Andhra Pradesh sanitary workers strike
Outsourced sanitary workers in Hyderabad, Andhra Pradesh have been holding rolling stoppages since February 2 to demand a pay increase. While garbage is still being transported many streets are not being swept, leaving rubbish littering the streets. The Greater Hyderabad Municipal Employees’ Union wants the current monthly wage increased from 6,700 rupees ($106.93) to 16,500 rupees. The strikers held a procession on Tuesday from the Temple Alwal to the Select Theatre in Hyderabad.
Meanwhile, on February 4 around 5,000 workers in Sangareddy, 55km from Hyderabad, demonstrated outside the Collectorate to demand that the minimum monthly wage be increased to 12,500 rupees.
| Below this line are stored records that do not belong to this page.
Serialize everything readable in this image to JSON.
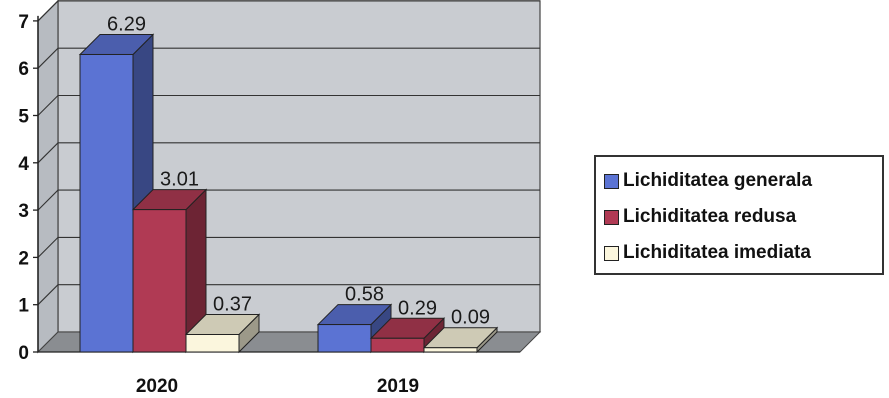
{
  "chart_data": {
    "type": "bar",
    "title": "",
    "xlabel": "",
    "ylabel": "",
    "categories": [
      "2020",
      "2019"
    ],
    "series": [
      {
        "name": "Lichiditatea generala",
        "values": [
          6.29,
          0.58
        ],
        "labels": [
          "6.29",
          "0.58"
        ],
        "color": "#5b73d3"
      },
      {
        "name": "Lichiditatea redusa",
        "values": [
          3.01,
          0.29
        ],
        "labels": [
          "3.01",
          "0.29"
        ],
        "color": "#b03a54"
      },
      {
        "name": "Lichiditatea imediata",
        "values": [
          0.37,
          0.09
        ],
        "labels": [
          "0.37",
          "0.09"
        ],
        "color": "#fbf6dd"
      }
    ],
    "ylim": [
      0,
      7
    ],
    "yticks": [
      "0",
      "1",
      "2",
      "3",
      "4",
      "5",
      "6",
      "7"
    ],
    "grid": true,
    "legend_position": "right",
    "style": "3d"
  }
}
Puducherry government employees protest
Government daily-wage and part-time workers in Puducherry on India’s east coast, held a sit-down protest outside the Special Secretary’s office in the territory’s capital Pondicherry on February 3. They were demanding regularisation of their services.
According to a Confederation of Government Employees official, the court had previously directed the government to regularise the workers but no action was taken. A list of daily wage workers and part timers who need to be regularised was handed to the Special Secretary.
Pakistan rail workers protest over increased electricity charges
Pakistan Railways Peshawar division employees demonstrated outside Peshawar Press Club on February 4 over electricity tariffs in their railway residences. The protest was organised by the Railway Workers’ Union. In February last year railway workers in Lahore demonstrated outside railway administrative offices to oppose a 1,000 percent rise in electricity and water charges.
Workers complained that railway accommodation was in a squalid condition—after management ended maintenance of housing many years ago—but that the administration continued to increase charges for residents. Successive governments have slashed funds to state run utilities and enterprises in preparation for privatisation.
Cambodia: Phnom Penh rubbish collectors end strike
Rubbish collectors employed by contract company Cintri in Cambodia’s capital Phnom Penh, ended strike action on February 5 after demanding their union improve on a low-wage deal it had negotiated with the employer. On February 4, 100 street cleaners and truck drivers refused to return to work after the union told them it had reached an agreement with Cintri. The company offered a $US15 increase on their current salary of $65 monthly for street cleaners, and a $10 increase for truck drivers, lifting their monthly pay to just $120.
Under the new agreement, street cleaners will be paid $90 per month and truck drivers will receive $130. Other concessions won included building a new health clinic for workers, company supplied work clothes and social security entitlements.
McDonalds workers strike at Kaikohe
Employees at the McDonalds fast food outlet in Kaikohe, on New Zealand’s North Island, walked off the job on January 31, after management failed to respond to repeated requests to fix the building’s broken air-conditioning system.
Workers complained that the system had not worked for over a month causing temperatures in the building to be constantly above 30 degrees centigrade. Striking workers and supporters marched along the town’s main street and rallied in the town centre. A couple of hours later, the workers received notice that the air conditioning system had been fixed.